Put a semi-arid country with about 2% arable land together with clan warfare and add a sprinkle of economic uncertainty in the form of a transformation from 'Scientific Socialism' to a free market system and allow it to simmer with heat generated from European colonialism.
Add a generous helping of domestic land and water disputes whipped up with AK-47s and RPGs. Do not under any circumstance introduce education or guidelines on concepts of free market economy and allow narcotics trade and sea piracy ingredients to mingle with the other flavors.
And after 2500 years in the oven, 'hey presto'! You have Somalia.
It is a near impossibility to offer some kind of clarity on today's Somalia. The country has lurched from ineffectual, externally recognized governing authorities to strong domestically recognized ruling apparatuses since gaining its independence from Britain in 1960.
The last internationally recognized Somali president, Abdullah Yusuf Ahmed, announced his resignation On December 29, 2008. In his speech, broadcast on national radio, Yusuf expressed regret at having failed to end a seventeen-year conflict in the country.
But his self-declared failure was to a large extent caused by the interference of the US.
We are not going to rush into blaming the US for all of Somalia's woes here. Instead, we attempt to argue for a governing system that can end centuries of clan warfare.
To place Somalia under a unified umbrella of central governance, an ideology or a doctrine must be found that unites all the different clans and their political and military offshoots. With the collapse of the Cold War, socialism has been dismissed as a workable option. The Somali brand of free market Capitalism is also considered a very dangerous breed by its longsuffering neighbors. At the same time Somalia's neighboring countries are viewed with the utmost suspicion by the Somali public and are thus incapable of exercising any type of authority in Somalia: A fact clearly demonstrated by the recent departure of Ethiopian forces.
The Islamophobic strategic outlook of the United States obstructs the powerful Union of Islamic Courts (ICU) candidacy for bringing stability to Somalia. At the same time, however, any political ruling apparatus in the country must be able to overcome the challenge of fragmented, clan-based governments.
So whether the US likes it or not, one immediate workable option to unite Somalia under the comprehensive rule of law and order is for the ICU to prevail. The only period of relative peace and unity observed since 1993 took place under ICU rule but sadly a near paranoid Bush administration adopted policies to put an end to the brief affair.

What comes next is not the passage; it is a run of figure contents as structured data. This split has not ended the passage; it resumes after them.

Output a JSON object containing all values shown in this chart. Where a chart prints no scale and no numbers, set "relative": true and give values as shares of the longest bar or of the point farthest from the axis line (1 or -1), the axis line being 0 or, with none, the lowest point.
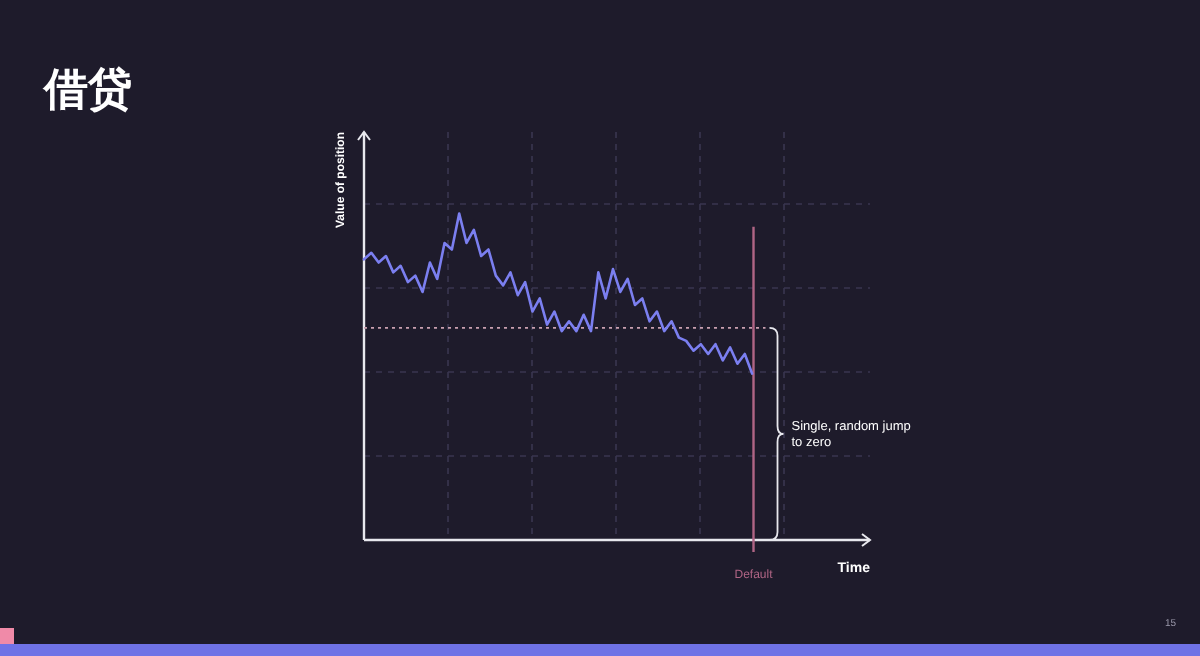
{
  "chart_data": {
    "type": "line",
    "title": "借贷",
    "ylabel": "Value of position",
    "relative": true,
    "categories": [
      null,
      null,
      null,
      null,
      null,
      null,
      null,
      null,
      null,
      null,
      null,
      null,
      null,
      null,
      null,
      null,
      null,
      null,
      null,
      null,
      null,
      null,
      null,
      null,
      null,
      null,
      null,
      null,
      null,
      null,
      null,
      null,
      null,
      null,
      null,
      null,
      null,
      null,
      null,
      null,
      null,
      null,
      null,
      null,
      null,
      null,
      null,
      null,
      null,
      null,
      null,
      null,
      null,
      null
    ],
    "grid": true,
    "marker": "none",
    "line_style": "solid",
    "series": [
      {
        "color": "#7b7ff0",
        "values": [
          0.86,
          0.88,
          0.85,
          0.87,
          0.82,
          0.84,
          0.79,
          0.81,
          0.76,
          0.85,
          0.8,
          0.91,
          0.89,
          1.0,
          0.91,
          0.95,
          0.87,
          0.89,
          0.81,
          0.78,
          0.82,
          0.75,
          0.79,
          0.7,
          0.74,
          0.66,
          0.7,
          0.64,
          0.67,
          0.64,
          0.69,
          0.64,
          0.82,
          0.74,
          0.83,
          0.76,
          0.8,
          0.72,
          0.74,
          0.67,
          0.7,
          0.64,
          0.67,
          0.62,
          0.61,
          0.58,
          0.6,
          0.57,
          0.6,
          0.55,
          0.59,
          0.54,
          0.57,
          0.51
        ]
      }
    ],
    "ref_lines": [
      {
        "axis": "y",
        "value": 0.65,
        "color": "#c9a0b0",
        "line_style": "dotted"
      }
    ],
    "annotations": [
      "Single, random jump to zero",
      "15",
      "Default",
      "Time"
    ]
  }
}
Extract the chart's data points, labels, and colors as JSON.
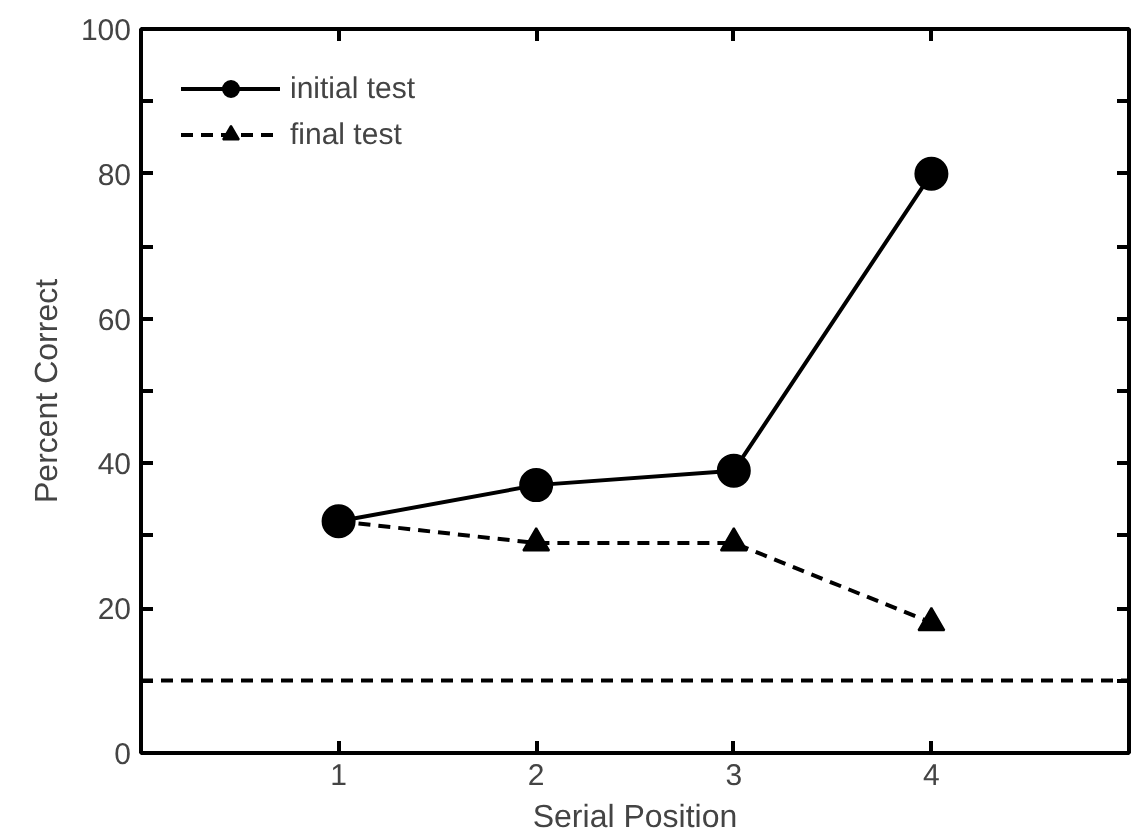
{
  "chart_data": {
    "type": "line",
    "xlabel": "Serial Position",
    "ylabel": "Percent Correct",
    "x": [
      1,
      2,
      3,
      4
    ],
    "series": [
      {
        "name": "initial test",
        "color": "#000000",
        "values": [
          32,
          37,
          39,
          80
        ],
        "marker": "circle",
        "line_style": "solid"
      },
      {
        "name": "final test",
        "color": "#000000",
        "values": [
          32,
          29,
          29,
          18
        ],
        "marker": "triangle",
        "line_style": "dashed"
      }
    ],
    "xlim": [
      0,
      5
    ],
    "xticks": [
      1,
      2,
      3,
      4
    ],
    "ylim": [
      0,
      100
    ],
    "yticks": [
      0,
      {
        "value": 10,
        "label": null
      },
      20,
      {
        "value": 30,
        "label": null
      },
      40,
      {
        "value": 50,
        "label": null
      },
      60,
      {
        "value": 70,
        "label": null
      },
      80,
      {
        "value": 90,
        "label": null
      },
      100
    ],
    "ref_lines": [
      {
        "axis": "y",
        "value": 10,
        "color": "#000000",
        "line_style": "dashed"
      }
    ],
    "grid": false,
    "legend": "top left"
  }
}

Meanwhile, other previously unknown groups are popping up and demand legitimacy and a voice in Somali affairs. The situation is about to get out of hand with sporadic clashes developing into large-scale military encounters between the rival groups.
The 10.7 million people living in Somalia are almost entirely Muslims. The Western and Eastern induced political ideologies have proved completely worthless in the running of the country. Somalia requires a brand of central governance that can reconcile all the feuding clans. And an all encompassing Islamic democracy may be able to provide the answers.
The meddling US is aware that the ICU may very well have the ability to adequately rule Somalia. The ICU, however, steadfastly refuses to take its cue from America as in order to retain its popular credibility, the ICU is forced to keep its distance with all foreign players in the region.
But the US is not singled out for rejection in anyway.
Some say in the end, and for the sake of stability, the US will have to make allowances for the ICU's precarious position in Somalia. However, any political union with aspirations of setting up a central government must be seen as operating independently of foreign intrigue.
In the meantime, America does not seem in all that much of a hurry. The US has clearly demonstrated through its actions that there is still ample profit to be made from Somalia's state of perpetual instability.